While in college, I took a class that centered on the work of Toni Morrison and South African writer Nadine Gordimer, and as a result, I had to read every one of Morrison’s books up until that time, which included all of her novels save LOVE (published in 2003) and this most recent one.

I like Morrison’s work a lot. I don’t recommend reading all of her novels in the span of three months, but I think that her ability to convey story with an almost oral writing style that blends realism and the fantastic is wonderful.

Of all her books, my favorite it BELOVED, perhaps because it afforded me with my single greatest moment in a college classroom.

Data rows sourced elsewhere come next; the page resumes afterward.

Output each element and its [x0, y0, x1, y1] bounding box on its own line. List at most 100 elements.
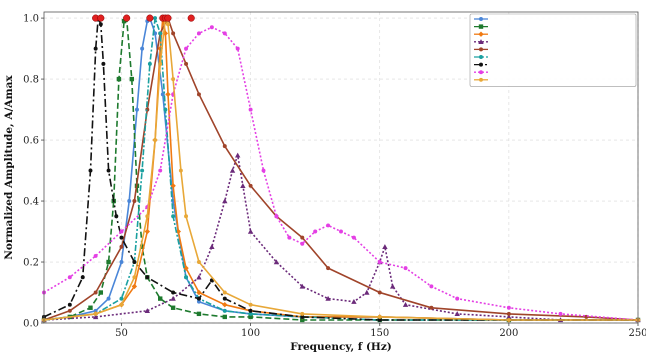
- legend-box: [469, 13, 637, 87]
- data-point: [326, 223, 331, 228]
- data-point: [119, 296, 124, 301]
- data-point: [248, 311, 253, 316]
- data-point: [170, 183, 176, 189]
- data-point: [248, 314, 253, 320]
- data-point: [147, 61, 152, 66]
- data-point: [178, 168, 183, 173]
- data-point: [153, 138, 158, 143]
- data-point: [98, 290, 104, 295]
- data-point: [240, 183, 246, 188]
- data-point: [121, 18, 127, 24]
- data-point: [93, 308, 98, 313]
- data-point: [325, 295, 331, 301]
- legend-entry: [474, 55, 488, 59]
- data-point: [170, 305, 176, 310]
- data-point: [184, 214, 189, 219]
- series-line: [43, 17, 638, 321]
- data-point: [234, 152, 241, 158]
- data-point: [222, 302, 228, 308]
- series-line: [43, 17, 638, 321]
- series-line: [43, 154, 638, 321]
- data-point: [222, 31, 227, 36]
- data-point: [506, 311, 511, 316]
- data-point: [88, 305, 93, 310]
- data-point: [106, 296, 111, 301]
- data-point: [132, 275, 137, 280]
- data-point: [351, 235, 356, 240]
- data-point: [274, 214, 279, 219]
- data-point: [139, 244, 145, 249]
- data-point: [300, 317, 305, 323]
- data-point: [248, 302, 253, 307]
- data-point: [171, 77, 176, 82]
- legend-entry: [474, 17, 488, 21]
- data-point: [300, 241, 305, 246]
- peak-markers: [92, 14, 195, 22]
- data-point: [131, 283, 138, 290]
- data-point: [209, 244, 215, 249]
- data-point: [184, 46, 189, 51]
- data-point: [114, 214, 119, 219]
- data-point: [93, 46, 98, 51]
- data-point: [382, 244, 388, 249]
- data-point: [119, 244, 124, 249]
- data-point: [145, 214, 150, 219]
- y-tick-label: 0.6: [23, 136, 39, 147]
- legend-entry: [474, 70, 488, 75]
- data-point: [478, 24, 484, 29]
- x-tick-label: 50: [115, 328, 128, 339]
- data-point: [479, 47, 483, 52]
- data-point: [222, 198, 228, 204]
- data-point: [222, 314, 227, 320]
- data-point: [248, 107, 253, 112]
- data-point: [153, 16, 158, 21]
- data-point: [389, 283, 396, 289]
- data-point: [183, 265, 189, 271]
- data-point: [479, 62, 483, 67]
- data-point: [132, 199, 137, 204]
- data-point: [229, 167, 236, 173]
- data-point: [165, 91, 171, 98]
- data-point: [196, 311, 202, 317]
- data-point: [171, 290, 176, 295]
- data-point: [92, 314, 99, 320]
- y-tick-label: 1.0: [23, 14, 39, 25]
- x-axis-label: Frequency, f (Hz): [290, 341, 392, 353]
- data-point: [248, 308, 253, 313]
- legend-entry: [474, 39, 488, 44]
- data-point: [67, 308, 72, 313]
- x-tick-label: 100: [241, 328, 260, 339]
- series-line: [43, 26, 639, 321]
- data-point: [119, 235, 124, 240]
- data-point: [300, 311, 305, 316]
- series-9: [42, 16, 640, 322]
- data-point: [101, 61, 106, 66]
- data-point: [196, 299, 201, 304]
- data-point: [106, 259, 111, 265]
- data-point: [184, 61, 189, 66]
- data-point: [351, 298, 357, 304]
- data-point: [158, 296, 163, 301]
- data-point: [93, 253, 98, 258]
- x-tick-label: 150: [370, 328, 389, 339]
- data-point: [163, 107, 168, 112]
- data-point: [144, 308, 151, 314]
- data-point: [479, 77, 483, 82]
- legend-entry: [474, 62, 488, 67]
- data-point: [170, 295, 176, 301]
- data-point: [429, 284, 434, 289]
- peak-marker: [123, 14, 131, 22]
- y-tick-label: 0.2: [23, 258, 39, 269]
- data-point: [129, 76, 135, 82]
- data-point: [222, 144, 227, 149]
- data-point: [506, 317, 511, 322]
- data-point: [402, 302, 409, 307]
- legend-entry: [474, 24, 488, 29]
- data-point: [299, 283, 305, 289]
- data-point: [116, 76, 122, 82]
- data-point: [132, 260, 137, 264]
- data-point: [134, 107, 139, 112]
- data-point: [165, 22, 170, 27]
- data-point: [313, 229, 318, 234]
- ticks: 0.0 0.2 0.4 0.6 0.8 1.0 50 100 150 200 250: [23, 14, 646, 339]
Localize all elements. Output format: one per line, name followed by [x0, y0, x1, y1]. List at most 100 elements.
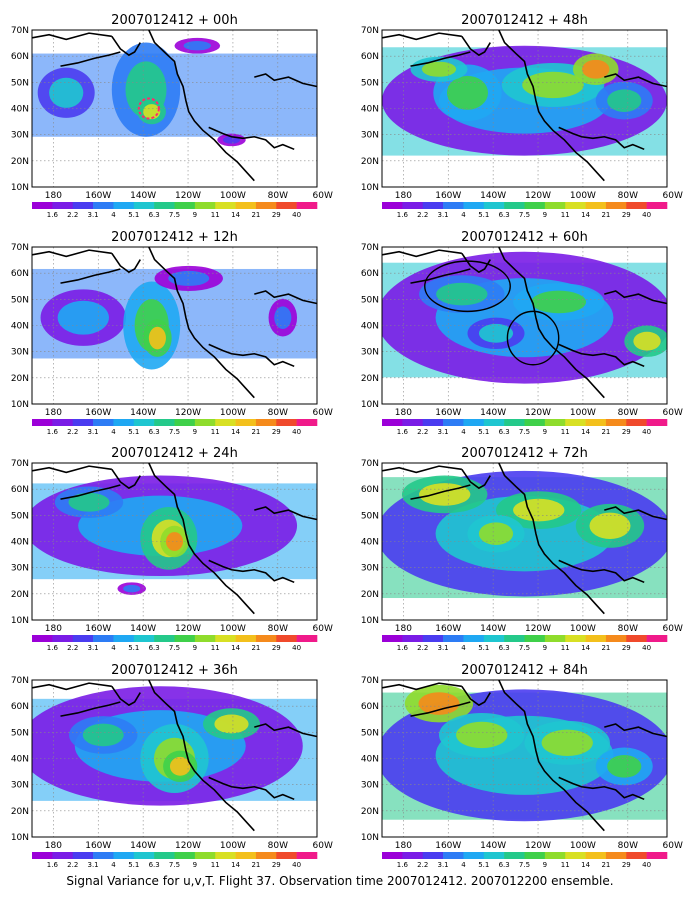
lon-tick-label: 80W: [268, 191, 288, 201]
coastline: [382, 680, 667, 832]
map-frame: [381, 246, 668, 405]
colorbar-label: 4: [461, 644, 466, 652]
colorbar-label: 4: [461, 428, 466, 436]
colorbar: 1.6 2.2 3.1 4 5.1 6.3 7.5 9 11 14 21 29 40: [32, 202, 318, 219]
lat-tick-label: 30N: [11, 781, 29, 791]
colorbar-label: 4: [111, 861, 116, 869]
lat-tick-label: 70N: [11, 26, 29, 36]
colorbar-swatch: [463, 852, 485, 859]
lat-tick-label: 50N: [11, 295, 29, 305]
field-contour: [531, 290, 587, 314]
colorbar-label: 14: [581, 211, 590, 219]
colorbar-label: 9: [543, 644, 547, 652]
lat-tick-label: 60N: [361, 269, 379, 279]
colorbar-swatch: [504, 202, 525, 209]
field-contour: [456, 721, 508, 749]
colorbar-label: 3.1: [88, 428, 99, 436]
coastline: [32, 680, 317, 832]
lon-tick-label: 60W: [313, 841, 333, 851]
colorbar-swatch: [422, 852, 444, 859]
colorbar-swatch: [113, 202, 135, 209]
lon-tick-label: 120W: [525, 191, 551, 201]
lat-tick-label: 20N: [361, 807, 379, 817]
field-contour: [214, 714, 249, 734]
colorbar-swatch: [113, 419, 135, 426]
colorbar-swatch: [72, 202, 94, 209]
colorbar-swatch: [133, 635, 155, 642]
lat-tick-label: 10N: [11, 183, 29, 193]
grid: [32, 247, 317, 404]
colorbar-label: 6.3: [499, 861, 510, 869]
colorbar-swatch: [276, 202, 297, 209]
colorbar-label: 21: [601, 644, 610, 652]
colorbar-swatch: [565, 202, 586, 209]
colorbar-swatch: [422, 419, 444, 426]
colorbar-swatch: [215, 202, 236, 209]
colorbar-swatch: [504, 419, 525, 426]
lon-tick-label: 60W: [313, 408, 333, 418]
colorbar-label: 5.1: [478, 861, 489, 869]
colorbar-swatch: [235, 635, 257, 642]
colorbar-swatch: [52, 635, 74, 642]
colorbar-swatch: [382, 852, 403, 859]
field-contour: [183, 40, 211, 51]
colorbar-swatch: [463, 635, 485, 642]
colorbar-swatch: [483, 202, 505, 209]
colorbar-label: 5.1: [478, 644, 489, 652]
colorbar-label: 11: [561, 428, 570, 436]
lat-tick-label: 10N: [361, 183, 379, 193]
lat-tick-label: 70N: [361, 26, 379, 36]
lat-tick-label: 60N: [11, 485, 29, 495]
colorbar-swatch: [255, 419, 277, 426]
variance-field: [32, 475, 317, 595]
colorbar-label: 6.3: [149, 644, 160, 652]
map-frame: [381, 462, 668, 621]
lon-tick-label: 60W: [663, 191, 683, 201]
panel-title: 2007012412 + 72h: [461, 446, 588, 461]
field-contour: [633, 331, 661, 351]
colorbar-label: 5.1: [128, 644, 139, 652]
colorbar-label: 11: [561, 644, 570, 652]
colorbar-label: 40: [292, 644, 301, 652]
colorbar-label: 11: [561, 211, 570, 219]
colorbar-label: 2.2: [67, 211, 78, 219]
panel-title: 2007012412 + 12h: [111, 230, 238, 245]
map-panel: 2007012412 + 84h 10N 20N 30N 40N 50N 60N 70N 180…: [361, 663, 683, 869]
grid: [382, 680, 667, 837]
colorbar-swatch: [276, 419, 297, 426]
colorbar-label: 3.1: [438, 644, 449, 652]
colorbar-label: 9: [543, 428, 547, 436]
colorbar-swatch: [544, 852, 566, 859]
variance-field: [32, 37, 317, 147]
colorbar-label: 29: [622, 644, 631, 652]
lon-tick-label: 60W: [663, 408, 683, 418]
grid: [382, 247, 667, 404]
colorbar-label: 21: [251, 428, 260, 436]
colorbar-label: 7.5: [519, 428, 530, 436]
lon-tick-label: 80W: [618, 841, 638, 851]
lon-tick-label: 160W: [85, 624, 111, 634]
colorbar-label: 2.2: [417, 861, 428, 869]
variance-field: [32, 265, 317, 370]
grid: [32, 680, 317, 837]
lon-tick-label: 180: [45, 191, 62, 201]
colorbar-swatch: [255, 852, 277, 859]
colorbar-swatch: [72, 635, 94, 642]
field-contour: [607, 89, 642, 112]
colorbar-swatch: [585, 852, 607, 859]
field-contour: [589, 512, 631, 539]
colorbar-swatch: [255, 202, 277, 209]
lon-tick-label: 140W: [130, 408, 156, 418]
map-frame: [31, 246, 318, 405]
colorbar-swatch: [605, 635, 627, 642]
colorbar-label: 14: [231, 644, 240, 652]
colorbar-label: 2.2: [417, 211, 428, 219]
colorbar-label: 6.3: [149, 211, 160, 219]
colorbar-swatch: [646, 419, 668, 426]
colorbar-label: 11: [211, 428, 220, 436]
colorbar-label: 9: [193, 428, 197, 436]
coastline: [382, 30, 667, 182]
colorbar-swatch: [585, 202, 607, 209]
colorbar-swatch: [605, 852, 627, 859]
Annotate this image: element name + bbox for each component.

In discussing the end of the book one day in class, a student asked my professor, whose name escapes me, why Morrison chose to imply that Beloved explodes as the novel concludes. Beloved is a ghost who the black community eventually attempts to exorcise, and though the book has numerous unrealistic elements (including a ghost), the explosion of BELOVED seemed an odd choice to this student.

My professor and many of the students in my class agreed, admitting that the choice had baffled them as well. My professor acknowledged that this was something that she had been wondering about for years.

Then my hand went up. In a timid voice, I suggested that perhaps Morrison’s choice of an explosion was referencing Langston Hughes’s poem A Dream Deferred.

What happens to a dream deferred?

Does it dry up
like a raisin in the sun?
Or fester like a sore–
And then run?
Does it stink like rotten meat?
Or crust and sugar over–
like a syrupy sweet?

Maybe it just sags
like a heavy load.

Or does it explode?

As a character, Beloved represented the loss of a child, and therefore a dream deferred. Perhaps Morrison was eluding to the last line of Hughes’s poem.

The class sat in silence for the moment, and then my professor walked over to me, placed her hand upon my shoulder, squeezed, and said, “I think you got it, Matt.” The pride and warmth on her face was unforgettable.

Of course, I have never been able to confirm this theory and secretly fear that I am wrong. If so, that’s okay. Those few moments in that classroom in 2001 were priceless, and whether or not I was correct will never change that for me.

But if you know that I’m wrong, please don’t tell me. I’m perfectly content living in my sweet, little delusion.